Though Monahan was among the weaker corsi players on the Flames (and once again with sheltered zone starts, at that), he looked much more engaged than he has at several points throughout the season. If this is going to be a regular thing from now on, then good, we all very much welcome it – and will probably even more so if he keeps it up when Gaudreau returns to action, presumably on his line.
Monahan didn’t get first line centre minutes last night – he played 18:03, almost four fewer minutes than Backlund (with the same amount of special teams time for them both). Backlund earned those extra minutes – six shots alone for him – but it’s good to see Monahan appearing to round back into form, eventually.

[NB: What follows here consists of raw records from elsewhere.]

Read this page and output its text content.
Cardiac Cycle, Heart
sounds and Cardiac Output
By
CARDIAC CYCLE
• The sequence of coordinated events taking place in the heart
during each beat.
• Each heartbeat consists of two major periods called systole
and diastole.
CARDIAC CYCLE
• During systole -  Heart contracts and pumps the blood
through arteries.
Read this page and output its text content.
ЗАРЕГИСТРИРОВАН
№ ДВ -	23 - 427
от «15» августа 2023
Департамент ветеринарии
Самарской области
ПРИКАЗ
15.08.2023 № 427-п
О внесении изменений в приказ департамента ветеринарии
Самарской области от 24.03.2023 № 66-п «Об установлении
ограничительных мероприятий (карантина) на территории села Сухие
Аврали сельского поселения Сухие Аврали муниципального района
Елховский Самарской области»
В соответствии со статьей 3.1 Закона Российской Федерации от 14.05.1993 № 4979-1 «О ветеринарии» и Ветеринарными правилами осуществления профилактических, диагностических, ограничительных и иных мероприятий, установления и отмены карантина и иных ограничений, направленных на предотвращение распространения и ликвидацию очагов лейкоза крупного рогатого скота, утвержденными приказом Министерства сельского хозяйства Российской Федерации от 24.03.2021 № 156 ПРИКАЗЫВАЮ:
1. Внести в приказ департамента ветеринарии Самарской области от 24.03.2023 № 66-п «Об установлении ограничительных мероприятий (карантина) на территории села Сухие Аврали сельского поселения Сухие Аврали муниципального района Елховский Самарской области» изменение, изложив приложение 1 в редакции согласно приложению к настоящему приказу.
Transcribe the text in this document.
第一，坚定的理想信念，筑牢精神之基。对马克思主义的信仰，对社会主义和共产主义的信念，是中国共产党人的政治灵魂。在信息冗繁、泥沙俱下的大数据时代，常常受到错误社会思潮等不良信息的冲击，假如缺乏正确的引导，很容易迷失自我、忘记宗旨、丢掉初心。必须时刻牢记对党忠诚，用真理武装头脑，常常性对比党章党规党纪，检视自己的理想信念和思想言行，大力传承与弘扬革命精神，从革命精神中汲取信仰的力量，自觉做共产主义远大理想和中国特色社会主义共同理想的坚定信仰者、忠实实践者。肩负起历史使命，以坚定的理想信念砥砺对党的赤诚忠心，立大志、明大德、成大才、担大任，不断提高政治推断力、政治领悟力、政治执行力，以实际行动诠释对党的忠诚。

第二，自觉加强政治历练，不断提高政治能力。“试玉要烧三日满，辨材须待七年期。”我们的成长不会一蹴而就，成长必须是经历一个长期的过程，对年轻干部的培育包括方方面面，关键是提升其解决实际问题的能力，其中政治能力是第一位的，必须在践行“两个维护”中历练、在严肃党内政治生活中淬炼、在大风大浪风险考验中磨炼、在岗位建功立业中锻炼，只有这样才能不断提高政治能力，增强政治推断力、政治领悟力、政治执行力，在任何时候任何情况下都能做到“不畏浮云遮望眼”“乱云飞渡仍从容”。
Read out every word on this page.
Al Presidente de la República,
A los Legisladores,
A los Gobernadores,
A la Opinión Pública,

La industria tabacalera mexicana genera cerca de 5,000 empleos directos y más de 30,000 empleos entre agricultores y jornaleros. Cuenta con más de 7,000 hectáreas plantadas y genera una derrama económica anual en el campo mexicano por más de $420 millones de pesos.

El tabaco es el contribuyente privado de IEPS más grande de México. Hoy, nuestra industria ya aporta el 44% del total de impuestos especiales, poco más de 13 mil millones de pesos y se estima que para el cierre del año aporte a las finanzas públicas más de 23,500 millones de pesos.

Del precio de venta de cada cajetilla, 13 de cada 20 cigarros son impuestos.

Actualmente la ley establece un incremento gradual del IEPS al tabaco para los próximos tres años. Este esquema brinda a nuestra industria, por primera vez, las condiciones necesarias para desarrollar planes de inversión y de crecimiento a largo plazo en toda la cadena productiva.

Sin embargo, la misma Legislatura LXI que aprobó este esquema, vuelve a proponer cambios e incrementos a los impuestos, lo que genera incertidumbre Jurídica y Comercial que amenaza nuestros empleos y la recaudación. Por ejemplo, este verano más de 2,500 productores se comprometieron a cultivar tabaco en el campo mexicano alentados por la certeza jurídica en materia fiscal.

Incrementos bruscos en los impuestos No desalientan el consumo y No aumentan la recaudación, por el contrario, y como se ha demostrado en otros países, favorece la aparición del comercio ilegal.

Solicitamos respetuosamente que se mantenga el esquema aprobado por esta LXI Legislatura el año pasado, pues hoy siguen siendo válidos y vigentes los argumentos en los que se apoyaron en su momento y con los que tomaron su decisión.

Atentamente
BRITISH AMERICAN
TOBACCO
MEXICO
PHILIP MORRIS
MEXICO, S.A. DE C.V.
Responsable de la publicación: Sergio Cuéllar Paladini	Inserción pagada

Dougie Hamilton: a reasonably good hockey player
There has been a lot of unnecessary talk about Dougie Hamilton this past week.
Here’s where we’re at: Hamilton is a core player on this Flames team. He’s one of the best defencemen they have, easily. He’s one of the best offensive generators on the Flames – five shots last night, 73 on the season to lead the Flames (top 20 in the NHL), behind only Michael Frolik and Backlund for top corsi players on the Flames against the Wild (and second on the Flames throughout the season, behind only Tkachuk), quarterbacking the powerplay the way he was – he’s a treat to watch, and he’s going to be a big part of this team’s future.
Seriously. He’s been fantastic, and it feels like we’re on the verge of watching him rise to another level.
So it was good to see him get over five minutes on the powerplay – seriously, as poor as the overall powerplay has been, Hamilton was constantly on the verge of making things happen – but for Dennis Wideman and Deryk Engelland, two players who shouldn’t be here at all next year, to get more ice time than him is baffling.
He’s better. Let’s accept that and run with it.
Technically, the Flames, with a 12-13-2 record, are in a playoff spot. They’re in the second wild card spot in the West, but a playoff spot is a playoff spot.
If the Predators, Stars, or Jets – all of whom are playing today – win their next games, the Flames will be out of a playoff spot. The Preds can lose in overtime and this will still be the case. Fact is, the Flames have still played more games than everyone else in the NHL.
Going by points percentage, they’re a .481 team. That’s not good.
Here’s the good news: they’re 24th in the NHL. That’s good when put into context that a week ago or so, they were 29th, 30th.
We are seeing the Flames improve. We’ll see what things look like when other teams start to catch up to them in games played later in the season, though. So don’t get too excited… but maybe get a little excited if they can keep this going.